U.S. Transportation Secretary Sean P. Duffy announced that the Pipeline and Hazardous Materials Safety Administration (PHMSA) will be encouraging all regulated pipeline owners and operators to voluntarily adopt new safety management systems (SMS). The utilization of SMS will enhance pipeline safety and is supported by the National Transportation Safety Board (NTSB).
“We are committed to carrying out President Trump’s agenda to unleash American energy in all ways — big and small,” Duffy said in a statement announcing the proposal. “Here at the Department of Transportation, that mission includes ensuring our natural resources can efficiently and securely reach consumers. Enhancing pipeline safety through innovative management systems is just one way we can boost our energy security and lower costs for the American people.”
A safety management system (SMS) is an organization-wide approach to managing safety risk through systematic procedures, practices, and policies. In the pipeline community, SMS is described as a “systematic approach to managing safety, including the structures, policies, and procedures an organization uses to direct and control its activities.”
PHMSA published an Advisory Bulletin in the Federal Register that advocates for the voluntary adoption of pipeline SMS by all regulated pipeline owners and operators.
“Safety Management Systems bring about a much-needed evolution of internal pipeline safety management structures, policies, and procedures that will ultimately lead us to achieve our goal of zero incidents,” said PHMSA Acting Administrator Ben Kochman. “We encourage all regulated pipeline owners and operators to fully embrace the continuous improvement and enhanced safety benefits that come with implementing a pipeline SMS.”
PSMS exists to provide a proactive and systematic approach to risk management of complex processes across the pipeline organization to operate safely and to improve safety performance. PSMS also provides a scalable framework for pipeline operators of varying size, scope, and level of PSMS implementation maturity. PHMSA encourages pipeline operators to develop and to implement PSMS programs, using a framework such as the one detailed in American Petroleum Institute (API) Recommended Practice (RP) 1173: “Pipeline Safety Management Systems” (API RP 1173). The framework should define the elements for identifying, managing, and reducing risks throughout the pipeline life cycle.
Issuance of the advisory bulletin is consistent with section 205 of the Protecting our Infrastructure of Pipelines and Enhancing Safety (PIPES) Act of 2020 (Pub. L. 116-260), which directs the secretary of transportation to “promote” the implementation of pipeline safety management systems by pipeline operators. It also addresses the National Transportation Safety Board's (NTSB) Safety Recommendation P-24-002. Pipeline SMSes offer an organization-wide framework for evaluating, managing, and responding to the safety risks associated with various complex pipeline operational processes. The NTSB has long encouraged pipeline SMS implementation. It first recommended that the American Petroleum Institute facilitate the development of a pipeline SMS following the July 2010 release of more than 20,000 bbls. of crude oil into the Kalamazoo River near Marshall, Mich.

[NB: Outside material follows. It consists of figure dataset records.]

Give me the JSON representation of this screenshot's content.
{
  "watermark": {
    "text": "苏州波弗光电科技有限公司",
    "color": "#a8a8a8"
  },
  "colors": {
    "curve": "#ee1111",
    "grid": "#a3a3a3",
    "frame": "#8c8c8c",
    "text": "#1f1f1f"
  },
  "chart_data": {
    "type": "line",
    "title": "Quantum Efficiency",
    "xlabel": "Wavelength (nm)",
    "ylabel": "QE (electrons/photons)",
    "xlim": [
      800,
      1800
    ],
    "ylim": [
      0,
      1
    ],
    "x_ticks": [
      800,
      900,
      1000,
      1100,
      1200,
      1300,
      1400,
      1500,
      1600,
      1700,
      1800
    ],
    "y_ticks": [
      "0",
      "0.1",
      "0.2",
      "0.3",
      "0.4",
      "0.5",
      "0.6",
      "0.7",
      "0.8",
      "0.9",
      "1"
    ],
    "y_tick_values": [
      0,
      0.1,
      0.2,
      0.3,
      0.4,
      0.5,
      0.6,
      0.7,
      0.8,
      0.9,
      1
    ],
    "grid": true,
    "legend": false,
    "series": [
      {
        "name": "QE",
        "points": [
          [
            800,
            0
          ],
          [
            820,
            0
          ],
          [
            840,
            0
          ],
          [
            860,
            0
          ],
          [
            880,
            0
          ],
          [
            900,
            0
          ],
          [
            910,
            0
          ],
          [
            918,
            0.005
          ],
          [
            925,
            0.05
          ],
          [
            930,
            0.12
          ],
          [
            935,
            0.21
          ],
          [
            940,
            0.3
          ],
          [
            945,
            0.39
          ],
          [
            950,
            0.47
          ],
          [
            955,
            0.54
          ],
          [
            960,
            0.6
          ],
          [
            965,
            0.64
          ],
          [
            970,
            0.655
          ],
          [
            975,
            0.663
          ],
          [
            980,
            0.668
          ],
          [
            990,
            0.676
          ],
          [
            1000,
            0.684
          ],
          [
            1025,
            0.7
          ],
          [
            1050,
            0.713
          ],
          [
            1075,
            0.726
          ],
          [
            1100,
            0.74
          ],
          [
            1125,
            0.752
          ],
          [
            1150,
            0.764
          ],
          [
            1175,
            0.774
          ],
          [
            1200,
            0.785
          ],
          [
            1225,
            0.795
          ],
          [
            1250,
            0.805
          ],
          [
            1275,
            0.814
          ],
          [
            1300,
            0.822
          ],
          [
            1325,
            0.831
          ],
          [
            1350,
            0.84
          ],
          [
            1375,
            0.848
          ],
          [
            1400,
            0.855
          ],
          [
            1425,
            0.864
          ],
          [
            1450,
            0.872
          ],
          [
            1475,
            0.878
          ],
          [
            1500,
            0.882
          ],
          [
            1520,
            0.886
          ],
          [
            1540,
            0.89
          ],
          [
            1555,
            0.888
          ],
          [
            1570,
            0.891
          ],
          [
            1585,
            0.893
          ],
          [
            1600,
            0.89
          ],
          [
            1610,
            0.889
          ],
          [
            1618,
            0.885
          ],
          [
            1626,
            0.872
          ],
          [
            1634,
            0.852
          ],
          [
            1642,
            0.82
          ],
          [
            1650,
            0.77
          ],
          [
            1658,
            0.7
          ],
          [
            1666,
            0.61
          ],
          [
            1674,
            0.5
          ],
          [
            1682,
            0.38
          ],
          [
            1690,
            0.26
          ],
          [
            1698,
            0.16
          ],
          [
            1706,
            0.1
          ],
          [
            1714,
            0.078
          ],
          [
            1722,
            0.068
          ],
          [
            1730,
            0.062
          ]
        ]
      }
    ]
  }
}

Pipeline owners and operators have implemented pipeline SMSes on approximately 86% of the 2.3-million-miles of the U.S. gas distribution pipeline network. Despite this, many individual operators — mostly smaller entities servicing less than 25,000 customers — have not yet begun implementing a pipeline SMS based on RP 1173 or other similar programs.
The Advisory Bulletin is issued in accordance with NTSB Safety Recommendation P-24-002, which advises PHMSA to issue an advisory bulletin to promote the benefits of pipeline SMS. That recommendation was issued in response to a pipeline release that occurred on Oct. 1, 2021, in San Pedro Bay in California. Additionally, Section 205 of the Protecting our Infrastructure of Pipelines and Enhancing Safety Act of 2020 mandated PHMSA and state authorities to promote and to assess pipeline safety management system frameworks developed by operators of natural gas distribution systems.